Are your clients buying commercial real estate? Pay attention. Alliteration not intended - just a bonus!
In July of 2013, the the Eleventh Circuit affirmed the Tax Court’s decision to disallow a taxpayer’s attempt to change purchase price allocations for a cost segregation study. The decision further clarified several critical issues you need to be aware of to protect your real estate-buying clients. Here’s a summary:
In the process of acquiring it’s real estate purchases, Peco Foods conducted appraisals of each property, and produced detailed schedules that allocated the purchase price among the assets purchased. Peco then filed at least one tax return using the MACRS class lives, methods and conventions that corresponded with this schedule.
Peco subsequently perform a cost segregation study on two of these plants, in an effort to capture accelerated depreciation deductions. Peco argued that the purchase price allocations in the contracts were unenforceable because the allocations were ambiguous.
However, the IRS disagreed, stating the original allocation schedules were binding.
Ultimately, the Tax Court concluded that Peco was wrong, and found that the written agreements between Peco and the original sellers superseded the cost segregation approach, because the purchase agreements clearly identified how much of the purchase price was allocated to real versus personal property.
In the end, Peco was bound by the allocation schedules they agreed to when buying the properties.
Advising your real estate investor clients on cost segregation studies:
- How your client defines or describes the assets being acquired can certainly have an impact. For instance, in Peco, the Tax Court found the use of the word “building” critical in defining section 1250 assets. The court also noted that the parties could have referred to one asset as the “processing plant” instead of the “processing plant building”.
- Under IRC section 1060, a real estate purchaser has to follow special allocation rules for determining the basis of the property being purchased. The purchaser (as well as the seller) should file Form 8594, Asset Acquisition Statement, in order to fulfill the Sec. 1060 requirements. However, Form 8594 doesn’t necessarily determine how a taxpayer should allocate the purchase price. In Peco, the agreements provided far more detail than required under Sec. 1060. Peco could have satisfied these reporting requirements by simply allocating the portion of the purchase price related to all the acquired depreciable assets in a single sum as Class V assets within its purchase agreement. Ultimately, there was no benefit for Peco to agree to a more detailed purchase price allocation.
- Your client should hire you to complete a cost segregation study on the property as part of the up-front acquisition due diligence, and draft the purchase agreements accordingly. The client’s decision makers generally don’t consider this issue, until long after a contract has been executed. Here’s another opportunity for you to be their tax advisor.

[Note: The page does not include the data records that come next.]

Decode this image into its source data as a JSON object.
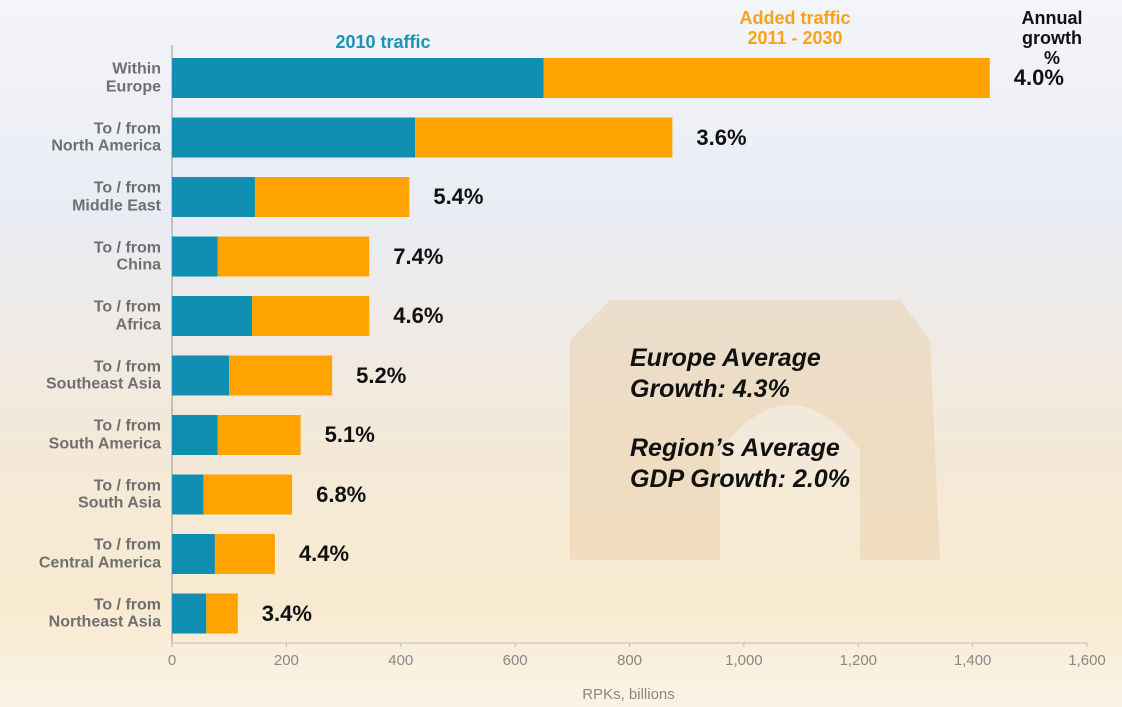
{
  "chart_data": {
    "type": "stacked-barh",
    "categories": [
      "Within\nEurope",
      "To / from\nNorth America",
      "To / from\nMiddle East",
      "To / from\nChina",
      "To / from\nAfrica",
      "To / from\nSoutheast Asia",
      "To / from\nSouth America",
      "To / from\nSouth Asia",
      "To / from\nCentral America",
      "To / from\nNortheast Asia"
    ],
    "series": [
      {
        "name": "2010 traffic",
        "color": "#108fb3",
        "values": [
          650,
          425,
          145,
          80,
          140,
          100,
          80,
          55,
          75,
          60
        ]
      },
      {
        "name": "Added traffic\n2011 - 2030",
        "color": "#ffa300",
        "values": [
          780,
          450,
          270,
          265,
          205,
          180,
          145,
          155,
          105,
          55
        ]
      }
    ],
    "growth": {
      "name": "Annual\ngrowth %",
      "values": [
        4.0,
        3.6,
        5.4,
        7.4,
        4.6,
        5.2,
        5.1,
        6.8,
        4.4,
        3.4
      ],
      "value_labels": [
        "4.0%",
        "3.6%",
        "5.4%",
        "7.4%",
        "4.6%",
        "5.2%",
        "5.1%",
        "6.8%",
        "4.4%",
        "3.4%"
      ]
    },
    "xlim": [
      0,
      1600
    ],
    "xticks": [
      0,
      200,
      400,
      600,
      800,
      {
        "value": 1000,
        "label": "1,000"
      },
      {
        "value": 1200,
        "label": "1,200"
      },
      {
        "value": 1400,
        "label": "1,400"
      },
      {
        "value": 1600,
        "label": "1,600"
      }
    ],
    "xlabel": "RPKs, billions",
    "annotations": [
      "Europe Average\nGrowth:  4.3%",
      "Region’s Average\nGDP Growth: 2.0%"
    ]
  }
}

As the Peco case clearly demonstrates, taxpayers without strong tax advisors are prone to making short-term decisions with long-term negative implications. Communicate with your clients throughout the year. Let them know that you can help them proactively in the search, acquisition and accounting of their real property assets.
Ideally, a cost segregation preliminary analysis should be considered as part of the purchase negotiations to determine the tax impacts (positive and negative) of how the deal is structured. You, the CPA, can do this quickly and easily.